Prep 1 min
Cook 20 mins
Found this recipe on the web. Sounds like it would be a great potluck or party salad.
- 3 cups cooked rice
- 2 (6 ounce) jars marinated artichoke hearts, drained and coarsely chopped (reserve marinade from artichoke hearts)
- 1 large tomatoes, seeded and chopped
- 1⁄2 large cucumber, seeded and chopped
- 1 medium red onion, chopped
- 1 cup feta cheese, crumbled
- 1 (2 ounce) can black olives, sliced (drained)
- 1⁄4 cup fresh parsley, chopped
- 1 tablespoon lemon juice, fresh
- 1⁄2 teaspoon oregano, dried
- 1⁄2 teaspoon lemon pepper
- lettuce leaf
- Combine cooked rice, chopped artichoke hearts, tomato, cucumber, onion, feta, olives, parsley, lemon juice, oregano, and lemon pepper in a large covered bowl. Refrigerate for at least 1 hour prior to serving.
- Just before serving, drizzle the reserved artichoke marinade over salad, toss to blend, then spoon onto a lettuce-lined salad platter. Prep time includes refrigeration time.

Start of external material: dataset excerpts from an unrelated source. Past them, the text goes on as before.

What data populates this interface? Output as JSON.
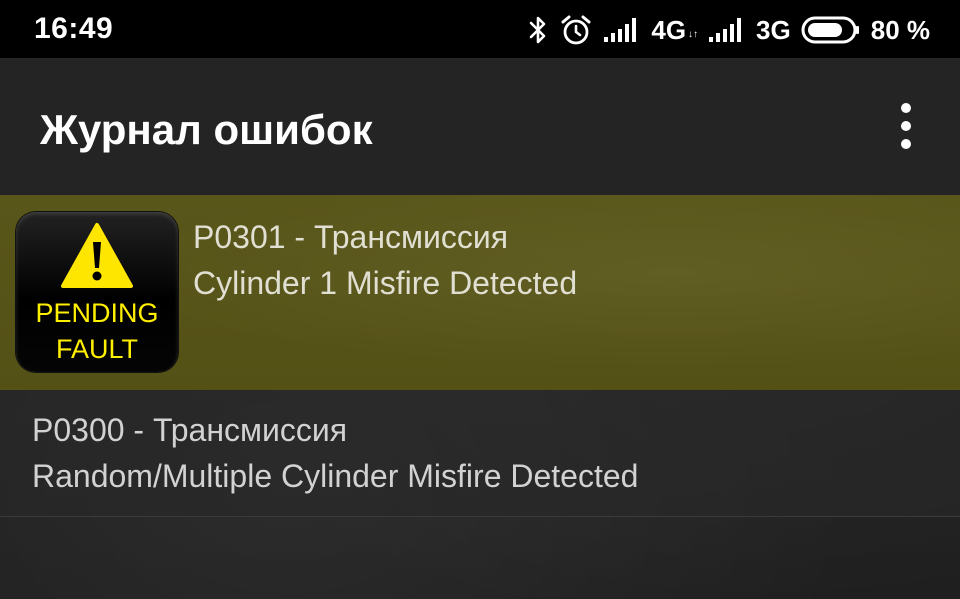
{
  "status_bar": {
    "time": "16:49",
    "icons": [
      "bluetooth-icon",
      "alarm-icon",
      "signal-icon",
      "signal-icon",
      "battery-icon"
    ],
    "network_1": "4G",
    "network_1_sub": "↓↑",
    "network_2": "3G",
    "battery_level": 0.8,
    "battery_percent": "80 %"
  },
  "app_bar": {
    "title": "Журнал ошибок",
    "menu_icon": "more-vert-icon"
  },
  "colors": {
    "selected_row": "#57541a",
    "fault_text": "#ffef00",
    "warning_triangle": "#ffe600"
  },
  "faults": [
    {
      "code_line": "P0301 - Трансмиссия",
      "description": "Cylinder 1 Misfire Detected",
      "selected": true,
      "badge": {
        "line1": "PENDING",
        "line2": "FAULT",
        "icon": "warning-icon"
      }
    },
    {
      "code_line": "P0300 - Трансмиссия",
      "description": "Random/Multiple Cylinder Misfire Detected",
      "selected": false
    }
  ]
}
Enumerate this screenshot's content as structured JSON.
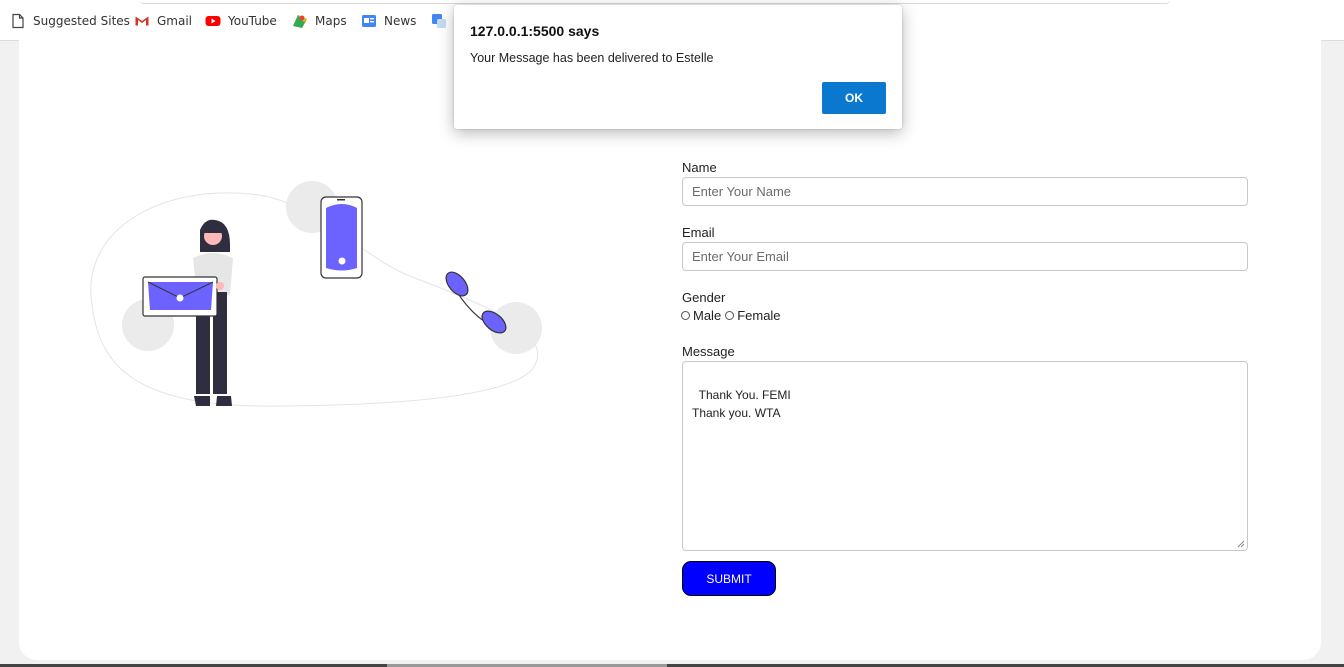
{
  "bookmarks": [
    {
      "label": "Suggested Sites",
      "icon": "page-icon"
    },
    {
      "label": "Gmail",
      "icon": "gmail-icon"
    },
    {
      "label": "YouTube",
      "icon": "youtube-icon"
    },
    {
      "label": "Maps",
      "icon": "maps-icon"
    },
    {
      "label": "News",
      "icon": "news-icon"
    },
    {
      "label": "",
      "icon": "translate-icon"
    }
  ],
  "form": {
    "name_label": "Name",
    "name_placeholder": "Enter Your Name",
    "email_label": "Email",
    "email_placeholder": "Enter Your Email",
    "gender_label": "Gender",
    "gender_options": [
      "Male",
      "Female"
    ],
    "message_label": "Message",
    "message_value": "Thank You. FEMI\nThank you. WTA",
    "submit_label": "SUBMIT"
  },
  "dialog": {
    "title": "127.0.0.1:5500 says",
    "message": "Your Message has been delivered to Estelle",
    "ok_label": "OK"
  },
  "colors": {
    "accent": "#6c63ff",
    "submit": "#0000ff",
    "ok_button": "#0b78d0"
  }
}
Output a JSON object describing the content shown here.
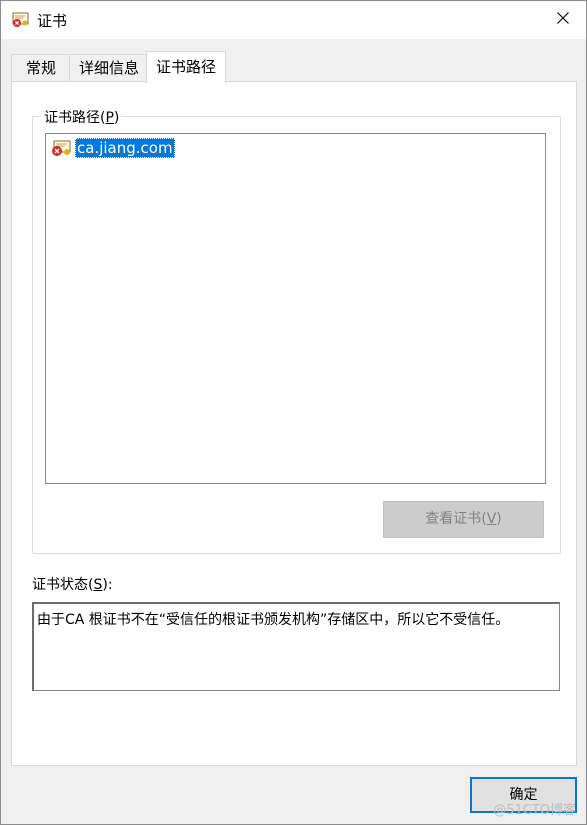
{
  "window": {
    "title": "证书"
  },
  "tabs": [
    {
      "label": "常规",
      "active": false
    },
    {
      "label": "详细信息",
      "active": false
    },
    {
      "label": "证书路径",
      "active": true
    }
  ],
  "cert_path": {
    "group_label_prefix": "证书路径(",
    "group_label_key": "P",
    "group_label_suffix": ")",
    "items": [
      {
        "label": "ca.jiang.com",
        "selected": true,
        "icon": "certificate-error-icon"
      }
    ],
    "view_button_prefix": "查看证书(",
    "view_button_key": "V",
    "view_button_suffix": ")",
    "view_button_enabled": false
  },
  "status": {
    "label_prefix": "证书状态(",
    "label_key": "S",
    "label_suffix": "):",
    "text": "由于CA 根证书不在“受信任的根证书颁发机构”存储区中，所以它不受信任。"
  },
  "buttons": {
    "ok": "确定"
  },
  "watermark": "@51CTO博客",
  "colors": {
    "selection": "#0078d7",
    "focus_border": "#0078d7",
    "disabled_text": "#838383"
  }
}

This is a delicious salad that is so nutritious too! I made this almost as posted but, since I was packing this to take for my lunch and not serving on a bed of lettuce, I just added the marinade with the artichoke hearts and all the other ingredients. I also used brown and wild rice, which made is seem even healthier! Thanks for sharing this delicious salad. It would also make a great side dish, but it works well as lunch too!
We really loved this salad. I made this pretty much as written except I pumped up the veggies a lot. Thank you for a great side dish to our Chicken and Grapes. It tasted like a visit to the Greek Isles. Thank you much Nancy. Made for team Tasty Testers for the Greek round during ZWT9.